The Count was surprised by the exaggerated innocence of his own youthful initiation as he made that unexpected autumnal ascent, on the cusp of thirty-six, more than twenty years after he’d made his first ascent – or was it descent? – with Rabbit, Dwarf, Andrés, perhaps Pello as well, each armed with a cigarette, chewing a rubber band as if it were enemy chewing gum, with a dream in their hearts – or perhaps a bit lower down. (All you need is love, right?) The Count rediscovered on that very same Rampa, which Heraclitus of Ephesus would have dialectically described as different, his hunting ground from the old days, now all in darkness, closed clubs, a dingy Pavilion, the boarded-up pizzeria and the absence of that long-gone girlfriend he would wait for on the corner by the Indo-China shop, where they now sold what must be the last watches sent from a Moscow that was every day more distant and impervious to tears.
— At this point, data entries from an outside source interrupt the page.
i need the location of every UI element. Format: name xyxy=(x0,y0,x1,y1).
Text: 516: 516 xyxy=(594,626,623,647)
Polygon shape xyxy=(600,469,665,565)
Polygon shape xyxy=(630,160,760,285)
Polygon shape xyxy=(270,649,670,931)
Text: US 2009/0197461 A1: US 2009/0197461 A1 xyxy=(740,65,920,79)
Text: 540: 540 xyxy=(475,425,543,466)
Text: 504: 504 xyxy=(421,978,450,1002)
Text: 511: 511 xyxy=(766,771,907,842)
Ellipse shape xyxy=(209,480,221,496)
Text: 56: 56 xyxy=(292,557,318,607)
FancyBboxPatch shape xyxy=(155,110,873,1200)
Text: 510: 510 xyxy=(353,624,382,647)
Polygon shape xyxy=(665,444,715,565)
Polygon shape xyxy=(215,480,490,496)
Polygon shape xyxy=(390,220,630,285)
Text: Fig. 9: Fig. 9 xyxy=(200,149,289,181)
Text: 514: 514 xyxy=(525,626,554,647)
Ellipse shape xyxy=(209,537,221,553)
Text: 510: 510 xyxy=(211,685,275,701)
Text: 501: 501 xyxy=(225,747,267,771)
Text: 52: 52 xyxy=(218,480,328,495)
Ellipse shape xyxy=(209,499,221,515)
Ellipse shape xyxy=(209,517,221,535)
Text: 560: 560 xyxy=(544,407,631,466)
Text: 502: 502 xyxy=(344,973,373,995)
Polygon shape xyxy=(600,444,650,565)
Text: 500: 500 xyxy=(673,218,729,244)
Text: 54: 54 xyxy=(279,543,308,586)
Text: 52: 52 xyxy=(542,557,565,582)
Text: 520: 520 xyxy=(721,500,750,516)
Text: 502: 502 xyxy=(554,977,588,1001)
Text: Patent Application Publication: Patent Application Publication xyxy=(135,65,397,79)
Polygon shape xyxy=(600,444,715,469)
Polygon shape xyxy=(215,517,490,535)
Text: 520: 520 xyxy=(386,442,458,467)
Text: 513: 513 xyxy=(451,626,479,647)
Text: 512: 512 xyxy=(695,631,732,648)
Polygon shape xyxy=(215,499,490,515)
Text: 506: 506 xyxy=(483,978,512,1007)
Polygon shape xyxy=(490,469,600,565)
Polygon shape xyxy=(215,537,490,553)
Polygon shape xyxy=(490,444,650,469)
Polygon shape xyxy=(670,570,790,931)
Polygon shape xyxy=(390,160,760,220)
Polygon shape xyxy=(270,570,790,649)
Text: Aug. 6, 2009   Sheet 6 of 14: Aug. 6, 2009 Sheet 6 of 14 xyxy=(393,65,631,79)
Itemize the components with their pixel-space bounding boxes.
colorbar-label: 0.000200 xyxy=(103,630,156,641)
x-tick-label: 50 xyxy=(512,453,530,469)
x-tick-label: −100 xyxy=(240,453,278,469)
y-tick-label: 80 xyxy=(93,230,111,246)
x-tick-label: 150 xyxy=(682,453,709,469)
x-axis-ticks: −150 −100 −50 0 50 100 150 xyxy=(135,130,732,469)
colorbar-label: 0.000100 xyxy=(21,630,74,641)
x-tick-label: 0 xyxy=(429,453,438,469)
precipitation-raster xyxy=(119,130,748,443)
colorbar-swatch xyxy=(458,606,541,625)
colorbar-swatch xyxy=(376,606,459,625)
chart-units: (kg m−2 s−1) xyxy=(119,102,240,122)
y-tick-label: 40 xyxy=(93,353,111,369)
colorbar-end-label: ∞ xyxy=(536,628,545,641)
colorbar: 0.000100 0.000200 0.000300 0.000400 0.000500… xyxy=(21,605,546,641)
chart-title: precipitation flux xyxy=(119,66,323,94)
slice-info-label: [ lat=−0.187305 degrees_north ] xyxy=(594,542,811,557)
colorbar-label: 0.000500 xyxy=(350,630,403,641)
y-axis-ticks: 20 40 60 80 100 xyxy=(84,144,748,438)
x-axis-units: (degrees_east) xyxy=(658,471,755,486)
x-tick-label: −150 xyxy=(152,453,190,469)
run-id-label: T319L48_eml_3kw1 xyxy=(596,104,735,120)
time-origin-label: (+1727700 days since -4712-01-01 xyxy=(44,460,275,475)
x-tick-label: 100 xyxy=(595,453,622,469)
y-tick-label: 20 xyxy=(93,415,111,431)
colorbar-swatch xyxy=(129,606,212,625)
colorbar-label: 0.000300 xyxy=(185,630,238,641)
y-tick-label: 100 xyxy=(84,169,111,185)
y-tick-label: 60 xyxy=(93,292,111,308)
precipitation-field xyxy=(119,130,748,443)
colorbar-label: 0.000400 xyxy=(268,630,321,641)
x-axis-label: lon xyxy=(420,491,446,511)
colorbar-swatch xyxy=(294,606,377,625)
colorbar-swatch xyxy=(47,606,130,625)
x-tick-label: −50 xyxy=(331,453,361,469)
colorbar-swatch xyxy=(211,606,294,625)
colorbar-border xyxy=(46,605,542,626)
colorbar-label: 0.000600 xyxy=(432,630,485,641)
It was all far too pathetic, but at once moving and squalid, as he replayed that innocent snapshot of his awakening to life, and the policeman on active service thought he could see some remote causes of later disappointments and frustrations: reality had turned out not to be a question of capricious, wilful ascents and descents, unconsciously alternated, with the sea or an ice-cream as a goal, but a struggle to go up and not down, to keep on up, to go up and stay up, for ever and ever, pursuing a philosophy of finding a room at the top from which they had been excluded and definitively locked out – Andrés was right again – and sentenced – almost to a man – to the eternal labour of Sisyphus: to go up only to go down, to go down only to go back up, knowing you’d never stay at the top, getting older and more exhausted, as when he climbed up that night, after walking down, looking for the blonde now waving at him from the corner of Coppelia and who enquired of the Count as he walked up to her: “What’s up, Lieutenant? Anyone would think you’re about to burst into tears.”

“I am, but I won’t… The fact is I’ve just found out that some nice kids I knew have just died. But nothing to worry about… Anyway, where shall we go and talk?”

The woman stroked her hair and looked to the heavens for an answer. “The Coppelia is impossible, though I do fancy an ice-cream. Shall we go down to the Malecón?”